C’est un voyage troublant et enivrant, qui se repose sur un principe pas si simple qu’il n’en a l’air, et qui réclame une précision et une science de la composition exacte. Et donc, quelque chose qui n’est pas accessible au premier venu.

 

Impossible de détailler les pistes à la volée, puisqu’elles forment un tout, mais sachez que si la référence à EMPEROR est troublante, on peut aussi en dresser une avec les évidents FLESHGOD APOCALYPSE sans manquer de respect à GORGON.

Epique, sans conteste, symphonique, indéniablement, mais au-delà de ces qualificatifs, il est relativement aisé de voir en cette suite une retranscription en musique d’une bataille qui a duré une décennie, via un genre de War Metal très efficace, qui sait glisser dans nos oreilles chaque étape de la confrontation. Si certaines pistes jouent la violence sans limites, multipliant les parties de double et les riffs incendiaires, d’autres adoptent la nuance, et introduisent des instrumentations excentrées à base de Bouzouki, et de plages évolutives harmoniques. En gros, non seulement le groupe a trouvé la balance entre orchestrations et Metal sauvage, mais aussi entre agressivité et progression subtile. Titanomachy a été composé comme on rédige le scenario d’un film à gros budget, avec beaucoup d’intelligence pour ne pas noyer l’auditeur sous un déluge de sang et d’acier. Pari relevé, pari gagné. Bravo. 

Alors oui, on sent dans les morceaux toute la colère et la puissance des Dieux et des Titans qui s’affrontent, avec ces chocs violents, ces regards de biais, ces stratégies, et on se laisse porter de l’intro au final sans se poser de questions inutiles.

Le groupe a en outre eu la pertinence de bien doser ses segments, pour finir par une piste orgiaque de plus de dix minutes qui porte tous les éléments à leur paroxysme.
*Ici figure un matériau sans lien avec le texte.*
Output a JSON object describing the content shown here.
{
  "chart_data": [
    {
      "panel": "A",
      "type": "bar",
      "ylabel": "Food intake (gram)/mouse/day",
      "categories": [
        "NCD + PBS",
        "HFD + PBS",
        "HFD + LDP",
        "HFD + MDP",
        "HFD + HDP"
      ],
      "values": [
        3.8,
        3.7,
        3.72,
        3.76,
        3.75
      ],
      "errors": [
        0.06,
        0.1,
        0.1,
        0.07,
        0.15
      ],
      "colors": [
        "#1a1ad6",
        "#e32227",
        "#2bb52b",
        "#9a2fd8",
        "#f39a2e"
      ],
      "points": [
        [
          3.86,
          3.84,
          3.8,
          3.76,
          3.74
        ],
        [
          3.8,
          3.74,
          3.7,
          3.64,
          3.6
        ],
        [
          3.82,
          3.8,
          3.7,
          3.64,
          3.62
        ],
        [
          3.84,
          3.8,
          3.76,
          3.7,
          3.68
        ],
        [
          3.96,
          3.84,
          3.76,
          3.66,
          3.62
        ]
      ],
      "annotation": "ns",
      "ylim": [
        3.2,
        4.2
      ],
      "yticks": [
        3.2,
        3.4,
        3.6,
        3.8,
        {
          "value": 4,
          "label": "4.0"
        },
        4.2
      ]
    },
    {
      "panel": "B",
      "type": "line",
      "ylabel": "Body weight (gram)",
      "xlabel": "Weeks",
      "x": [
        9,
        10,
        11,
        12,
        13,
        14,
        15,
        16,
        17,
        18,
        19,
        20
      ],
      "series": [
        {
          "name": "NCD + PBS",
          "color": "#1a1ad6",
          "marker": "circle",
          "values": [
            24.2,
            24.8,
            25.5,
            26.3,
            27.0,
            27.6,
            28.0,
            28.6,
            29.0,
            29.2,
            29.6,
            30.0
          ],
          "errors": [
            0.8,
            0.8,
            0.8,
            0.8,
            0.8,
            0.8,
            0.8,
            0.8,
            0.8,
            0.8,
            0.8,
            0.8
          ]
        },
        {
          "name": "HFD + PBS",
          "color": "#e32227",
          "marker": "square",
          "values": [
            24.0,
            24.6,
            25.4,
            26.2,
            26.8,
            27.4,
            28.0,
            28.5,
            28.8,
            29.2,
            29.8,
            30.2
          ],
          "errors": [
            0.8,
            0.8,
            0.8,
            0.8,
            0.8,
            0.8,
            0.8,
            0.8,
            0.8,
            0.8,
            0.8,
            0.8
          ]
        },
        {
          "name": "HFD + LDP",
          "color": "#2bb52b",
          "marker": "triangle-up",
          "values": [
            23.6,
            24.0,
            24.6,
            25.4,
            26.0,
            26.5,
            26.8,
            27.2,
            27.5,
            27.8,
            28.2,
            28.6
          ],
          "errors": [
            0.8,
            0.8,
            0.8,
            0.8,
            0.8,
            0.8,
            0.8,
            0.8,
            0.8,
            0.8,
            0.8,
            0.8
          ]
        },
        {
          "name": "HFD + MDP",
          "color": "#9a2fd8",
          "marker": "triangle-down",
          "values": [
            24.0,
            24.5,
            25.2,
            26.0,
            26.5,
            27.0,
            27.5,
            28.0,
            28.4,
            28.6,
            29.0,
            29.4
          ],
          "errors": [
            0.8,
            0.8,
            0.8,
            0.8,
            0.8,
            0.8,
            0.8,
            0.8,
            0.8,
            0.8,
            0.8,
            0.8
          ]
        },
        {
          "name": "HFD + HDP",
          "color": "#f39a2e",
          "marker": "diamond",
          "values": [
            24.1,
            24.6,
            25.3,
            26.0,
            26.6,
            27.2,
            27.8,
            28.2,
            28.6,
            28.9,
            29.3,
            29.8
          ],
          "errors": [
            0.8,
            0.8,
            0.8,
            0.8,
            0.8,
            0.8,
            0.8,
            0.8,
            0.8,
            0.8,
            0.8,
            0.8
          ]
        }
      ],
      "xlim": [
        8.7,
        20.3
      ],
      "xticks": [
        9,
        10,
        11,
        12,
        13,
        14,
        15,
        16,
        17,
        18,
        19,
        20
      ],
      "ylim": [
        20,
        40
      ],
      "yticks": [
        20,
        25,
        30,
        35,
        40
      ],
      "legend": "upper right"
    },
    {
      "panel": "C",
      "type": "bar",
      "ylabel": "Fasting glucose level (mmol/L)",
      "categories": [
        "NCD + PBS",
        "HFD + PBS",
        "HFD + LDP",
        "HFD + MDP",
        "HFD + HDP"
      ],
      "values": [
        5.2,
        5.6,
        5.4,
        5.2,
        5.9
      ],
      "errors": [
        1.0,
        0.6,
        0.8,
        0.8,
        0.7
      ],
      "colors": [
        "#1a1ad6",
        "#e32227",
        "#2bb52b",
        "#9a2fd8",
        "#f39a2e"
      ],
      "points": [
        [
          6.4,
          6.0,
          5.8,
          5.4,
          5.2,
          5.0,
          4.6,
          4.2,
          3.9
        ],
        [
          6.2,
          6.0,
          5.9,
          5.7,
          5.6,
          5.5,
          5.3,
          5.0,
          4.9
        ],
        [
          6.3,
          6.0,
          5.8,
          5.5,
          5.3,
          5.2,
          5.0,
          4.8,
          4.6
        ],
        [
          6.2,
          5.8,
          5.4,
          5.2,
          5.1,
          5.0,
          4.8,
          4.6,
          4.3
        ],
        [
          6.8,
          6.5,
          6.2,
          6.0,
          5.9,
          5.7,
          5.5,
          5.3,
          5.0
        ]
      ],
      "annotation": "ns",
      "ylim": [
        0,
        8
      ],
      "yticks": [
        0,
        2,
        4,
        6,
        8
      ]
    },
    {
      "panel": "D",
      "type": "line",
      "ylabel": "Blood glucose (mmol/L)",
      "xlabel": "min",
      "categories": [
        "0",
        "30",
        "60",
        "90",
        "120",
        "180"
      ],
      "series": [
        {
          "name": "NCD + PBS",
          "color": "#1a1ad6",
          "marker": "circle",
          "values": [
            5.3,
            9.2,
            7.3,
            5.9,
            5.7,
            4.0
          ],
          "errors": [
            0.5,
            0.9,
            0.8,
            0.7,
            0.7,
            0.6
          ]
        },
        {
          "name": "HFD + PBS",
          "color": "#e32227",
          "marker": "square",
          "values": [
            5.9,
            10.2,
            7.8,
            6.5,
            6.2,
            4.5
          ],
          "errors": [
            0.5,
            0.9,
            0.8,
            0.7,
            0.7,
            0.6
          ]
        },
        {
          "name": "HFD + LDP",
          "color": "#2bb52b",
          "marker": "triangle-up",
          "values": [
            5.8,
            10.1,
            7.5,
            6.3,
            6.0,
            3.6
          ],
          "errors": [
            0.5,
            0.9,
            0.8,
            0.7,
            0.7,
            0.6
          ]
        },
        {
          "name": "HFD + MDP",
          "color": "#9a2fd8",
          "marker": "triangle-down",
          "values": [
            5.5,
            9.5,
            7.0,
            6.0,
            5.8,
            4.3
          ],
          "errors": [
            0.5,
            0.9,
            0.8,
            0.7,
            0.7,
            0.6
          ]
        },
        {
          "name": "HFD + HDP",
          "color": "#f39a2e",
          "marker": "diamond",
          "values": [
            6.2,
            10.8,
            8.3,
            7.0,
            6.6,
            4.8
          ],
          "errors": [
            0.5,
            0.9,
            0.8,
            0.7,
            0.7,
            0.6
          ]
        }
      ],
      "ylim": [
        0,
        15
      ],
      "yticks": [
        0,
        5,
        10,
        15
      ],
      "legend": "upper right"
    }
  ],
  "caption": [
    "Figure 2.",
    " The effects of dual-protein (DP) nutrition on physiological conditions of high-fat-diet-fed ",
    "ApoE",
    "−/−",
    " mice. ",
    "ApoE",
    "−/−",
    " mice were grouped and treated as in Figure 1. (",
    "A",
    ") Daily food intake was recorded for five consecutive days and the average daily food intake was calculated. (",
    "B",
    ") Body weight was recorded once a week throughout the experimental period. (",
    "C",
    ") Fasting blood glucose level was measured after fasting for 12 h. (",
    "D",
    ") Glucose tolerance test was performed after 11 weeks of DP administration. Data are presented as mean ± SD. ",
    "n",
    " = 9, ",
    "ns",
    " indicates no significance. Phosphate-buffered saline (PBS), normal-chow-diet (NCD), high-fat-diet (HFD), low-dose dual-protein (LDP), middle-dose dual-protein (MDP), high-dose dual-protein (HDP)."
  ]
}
« Elysium », même au regard de la qualité intrinsèque de toutes les pistes qui l’ont précédé, peut facilement se voir comme le point d’orgue de ce premier album ambitieux. Intro emphatique et dramatique, digne de la BO d’un 300, entame mélodique mais appuyée, développement en mid tempo qui frise en plus d’une occasion le BM symphonique, avant que le Death mélodique et épique ne reprenne ses droits. La construction dite « progressive » est une fois de plus un modèle de finesse et de précision, et nous emporte dans un crescendo de fureur, tout en laissant place à une certaine part d’émotion qui s’incarne autour d’harmonies grandiloquentes. 

Difficile de croire que les Parisiens signent avec Titanomachy leur premier album. On frise en plus d’une occurrence la perfection dans un style qui ne supporte ni la médiocrité ni la timidité, et jamais GORGON ne tombe dans le ridicule tout en assumant son côté excessif.

On pourrait presque leur accorder la paternité d’un nouveau style, le Titanic Metal, qu’on écoute à l’ombre de géants de pierre et de chair.

 

Et d’ailleurs, je franchis le pas. Après tout, ils le méritent amplement.